Lutto

Anche Vercelli e la Pro piangono Giuseppe “Pippo” Marchioro

Nel suo curriculum di calciatore anche due campionati e mezzo con la Pro, in serie C, dal gennaio 1960 al giugno del 1962: da giovane mezzala-attaccante, disputò 83 partite, segnando 19 gol. Tra l’altro in quella Pro fu compagno di squadra di due futuri campioni d’Italia nella Fiorentina: Giovanni Pirovano e Mario Maraschi

Anche Vercelli e la Pro piangono Giuseppe “Pippo” Marchioro

Pippo Marchioro, giocatore anche del Varese e del Catanzaro, ma soprattutto allenatore (anche del Milan) che trascinò il Cesena allo storico traguardo della Coppa Uefa (stagione 1975/76) e poi la Reggina alla prima promozione in serie A (stagione ‘92/‘93) è morto oggi, novantenne, nella sua amata città di adozione, appunto Cesena, pur essendo nativo di Milano.

Nel suo curriculum di calciatore anche due campionati e mezzo con la Pro Vercelli, in serie C, dal gennaio 1960 al giugno del 1962: da giovane mezzala-attaccante, disputò 83 partite, segnando 19 gol. Tra l’altro in quella Pro fu compagno di squadra di due futuri campioni d’Italia nella Fiorentina: Giovanni Pirovano e Mario Maraschi. Esordì con la bianca casacca, il 17 gennaio 1960, a Sanremo (0 a 0) sbagliando un calcio di rigore e la sua ultima partita con la Pro fu lo sfortunato spareggio-retrocessione del 10 giugno 1962, a Novara, perso 1 a 0;contro il Saranno. Dopo quella gara fu ceduto al Varese. Atleta esemplare dall’altissimo rendimento lasciò un ricordo incancellabile nella nostra città.

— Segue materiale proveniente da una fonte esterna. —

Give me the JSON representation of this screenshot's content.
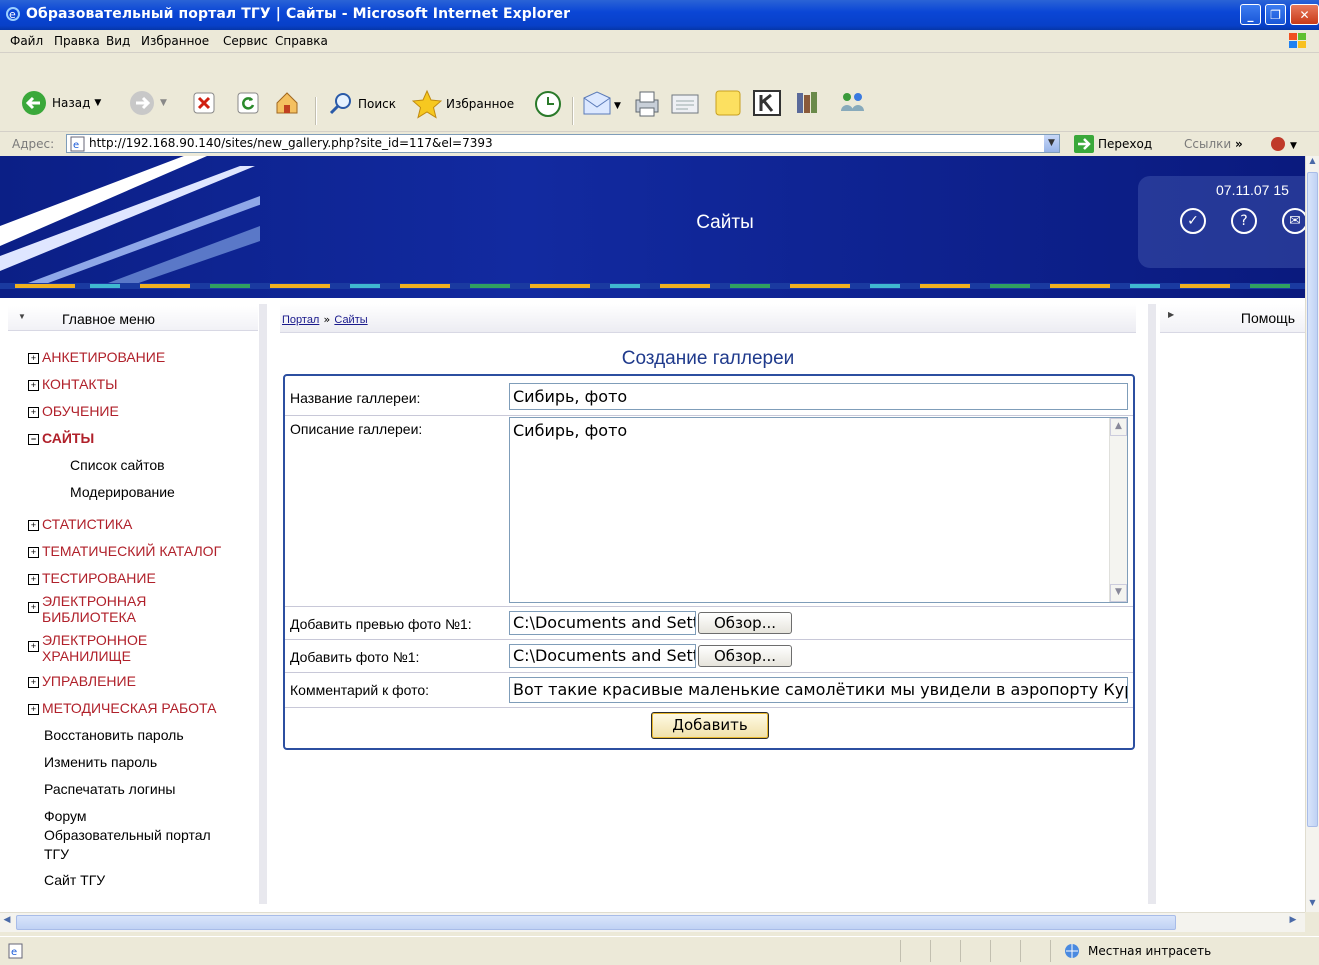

E in giornata è arrivato anche il ricordo della Pro Vercelli: “F.C. Pro Vercelli 1892 apprende con profondo dolore la notizia della scomparsa di Giuseppe Marchioro, venuto a mancare all’età di 90 anni. Attaccante e mezzala di grande qualità, Marchioro vestì la maglia della Pro Vercelli tra il 1959 e il 1962, lasciando un ricordo indelebile nella storia delle Bianche Casacche. Tutta la famiglia della Pro Vercelli si stringe con affetto ai familiari e alle persone care di Giuseppe, partecipando al loro dolore. Ciao Pippo, resterai per sempre nella storia delle Bianche Casacche”.